Eine geringere Gebühr als die Mittelgebühr rechtfertigt sich hier allenfalls aus dem Umstand, dass die Vermögens- und Einkommensverhältnisse der Mandanten des Klägers als Bezieher von Sozialleistungen, gemessen am Durchschnitt der Bevölkerung unterdurchschnittlich sind (vgl. Madert, a.a.O. Rdnr. 14; Beschluss der Kammer vom 10.2.2004 -2 A 189/03-). Dies wird indes durch die Bedeutung der Sache für die Betroffenen, die hier quasi die Kehrseite dieses Aspekts ist, mehr als aufgewogen.
Umfang und Schwierigkeit der anwaltlichen Tätigkeit schätzt die Kammer mit der Beklagten nicht als überdurchschnittlich ein, beurteilt sie jedoch als von durchschnittlichem Gewicht. Die Benutzung von Textbausteinen gehört zu einer effektiven Büroorganisation eines Anwalts und kann nicht gebührenmindernd berücksichtigt werden. Der Umstand, dass der Kläger bei der Interessenwahrnehmung für seine Mandanten auf Rechtsprechung der Kammer zurückgreifen konnte, führt ebenfalls nicht zu einem unterdurchschnittlichen Umfang oder Schwierigkeitsgrad der Arbeit. Denn auch diese Rechtsprechung musste der Kläger, wie in anderen Rechtsstreitigkeiten auch, auswerten und auf die individuellen Verhältnisse seiner Mandanten anwenden. Unter Würdigung all dieser Umstände hält die Kammer eine 7,5/10 Gebühr als Grundlage für die Kostenerstattung durch die Beklagte, wie vom Kläger mit seiner Klage erstrebt, für angemessen und billig.

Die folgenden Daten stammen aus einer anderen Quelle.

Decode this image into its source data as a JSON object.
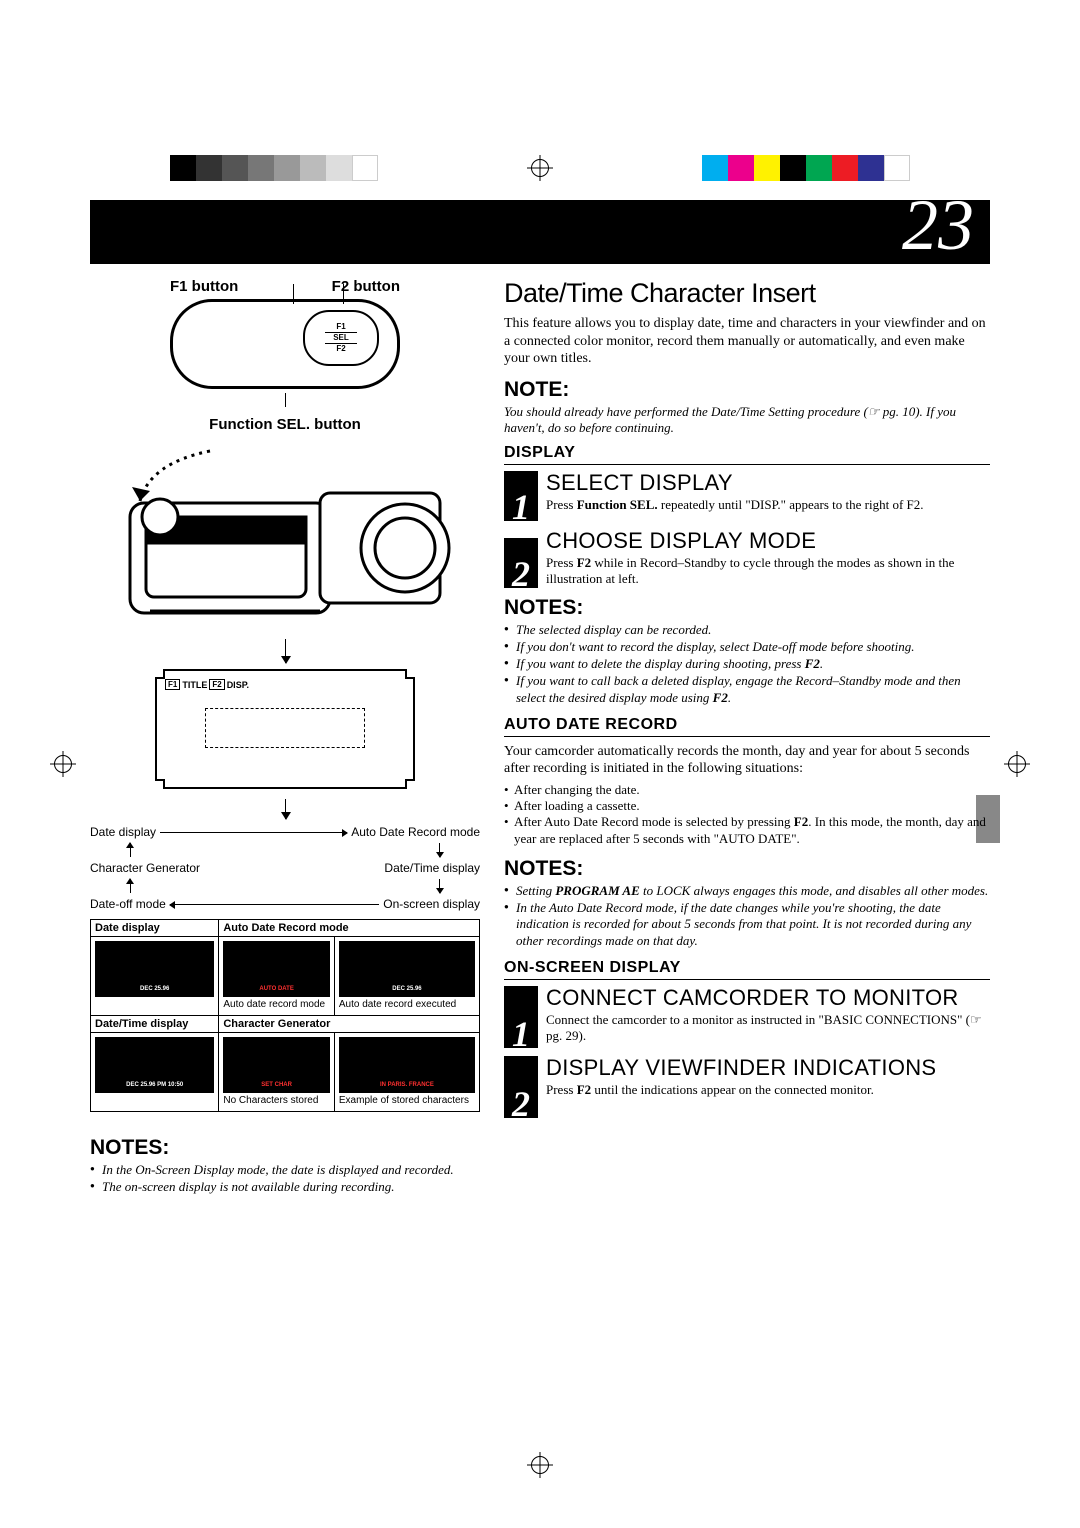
{
  "page_number": "23",
  "colorbars": {
    "left": [
      "#000000",
      "#333333",
      "#555555",
      "#777777",
      "#999999",
      "#bbbbbb",
      "#dddddd",
      "#ffffff"
    ],
    "right": [
      "#00aeef",
      "#ec008c",
      "#fff200",
      "#000000",
      "#00a651",
      "#ed1c24",
      "#2e3192",
      "#ffffff"
    ]
  },
  "left": {
    "f1_label": "F1 button",
    "f2_label": "F2 button",
    "sel_label": "Function SEL. button",
    "remote_keys": {
      "f1": "F1",
      "sel": "SEL",
      "f2": "F2"
    },
    "screen_title": {
      "k1": "F1",
      "t1": "TITLE",
      "k2": "F2",
      "t2": "DISP."
    },
    "flow": {
      "date_display": "Date display",
      "auto_date": "Auto Date Record mode",
      "char_gen": "Character Generator",
      "datetime": "Date/Time display",
      "date_off": "Date-off mode",
      "onscreen": "On-screen display"
    },
    "table": {
      "h1": "Date display",
      "h2": "Auto Date Record mode",
      "h3": "Date/Time display",
      "h4": "Character Generator",
      "t1": "DEC 25.96",
      "t2a": "AUTO DATE",
      "t2b": "DEC 25.96",
      "c2a": "Auto date record mode",
      "c2b": "Auto date record executed",
      "t3": "DEC 25.96  PM 10:50",
      "t4a": "SET CHAR",
      "t4b": "IN PARIS. FRANCE",
      "c4a": "No Characters stored",
      "c4b": "Example of stored characters"
    },
    "notes_h": "NOTES:",
    "notes": [
      "In the On-Screen Display mode, the date is displayed and recorded.",
      "The on-screen display is not available during recording."
    ]
  },
  "right": {
    "title": "Date/Time Character Insert",
    "intro": "This feature allows you to display date, time and characters in your viewfinder and on a connected color monitor, record them manually or automatically, and even make your own titles.",
    "note1_h": "NOTE:",
    "note1": "You should already have performed the Date/Time Setting procedure (☞ pg. 10). If you haven't, do so before continuing.",
    "display_h": "DISPLAY",
    "step1_t": "SELECT DISPLAY",
    "step1_b_pre": "Press ",
    "step1_b_bold": "Function SEL.",
    "step1_b_post": " repeatedly until \"DISP.\" appears to the right of F2.",
    "step2_t": "CHOOSE DISPLAY MODE",
    "step2_b_pre": "Press ",
    "step2_b_bold": "F2",
    "step2_b_post": " while in Record–Standby to cycle through the modes as shown in the illustration at left.",
    "notes2_h": "NOTES:",
    "notes2": [
      "The selected display can be recorded.",
      "If you don't want to record the display, select Date-off mode before shooting.",
      "If you want to delete the display during shooting, press <b>F2</b>.",
      "If you want to call back a deleted display, engage the Record–Standby mode and then select the desired display mode using <b>F2</b>."
    ],
    "auto_h": "AUTO DATE RECORD",
    "auto_body": "Your camcorder automatically records the month, day and year for about 5 seconds after recording is initiated in the following situations:",
    "auto_list": [
      "After changing the date.",
      "After loading a cassette.",
      "After Auto Date Record mode is selected by pressing <b>F2</b>. In this mode, the month, day and year are replaced after 5 seconds with \"AUTO DATE\"."
    ],
    "notes3_h": "NOTES:",
    "notes3": [
      "Setting <b>PROGRAM AE</b> to LOCK always engages this mode, and disables all other modes.",
      "In the Auto Date Record mode, if the date changes while you're shooting, the date indication is recorded for about 5 seconds from that point. It is not recorded during any other recordings made on that day."
    ],
    "osd_h": "ON-SCREEN DISPLAY",
    "step3_t": "CONNECT CAMCORDER TO MONITOR",
    "step3_b": "Connect the camcorder to a monitor as instructed in \"BASIC CONNECTIONS\" (☞ pg. 29).",
    "step4_t": "DISPLAY VIEWFINDER INDICATIONS",
    "step4_b_pre": "Press ",
    "step4_b_bold": "F2",
    "step4_b_post": " until the indications appear on the connected monitor."
  }
}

Die Kostenentscheidung folgt aus §§ 154 Abs. 1, 188 Satz 2 VwGO. Das Verfahren ist gerichtskostenfrei, weil es sich um eine Annexentscheidung zu dem gerichtskostenfreien Verfahren auf Gewährung von Asylbewerberleistungen handelt.
Die Entscheidung über die vorläufige Vollstreckbarkeit stützt sich auf §§ 708 Nr. 11, 711 ZPO.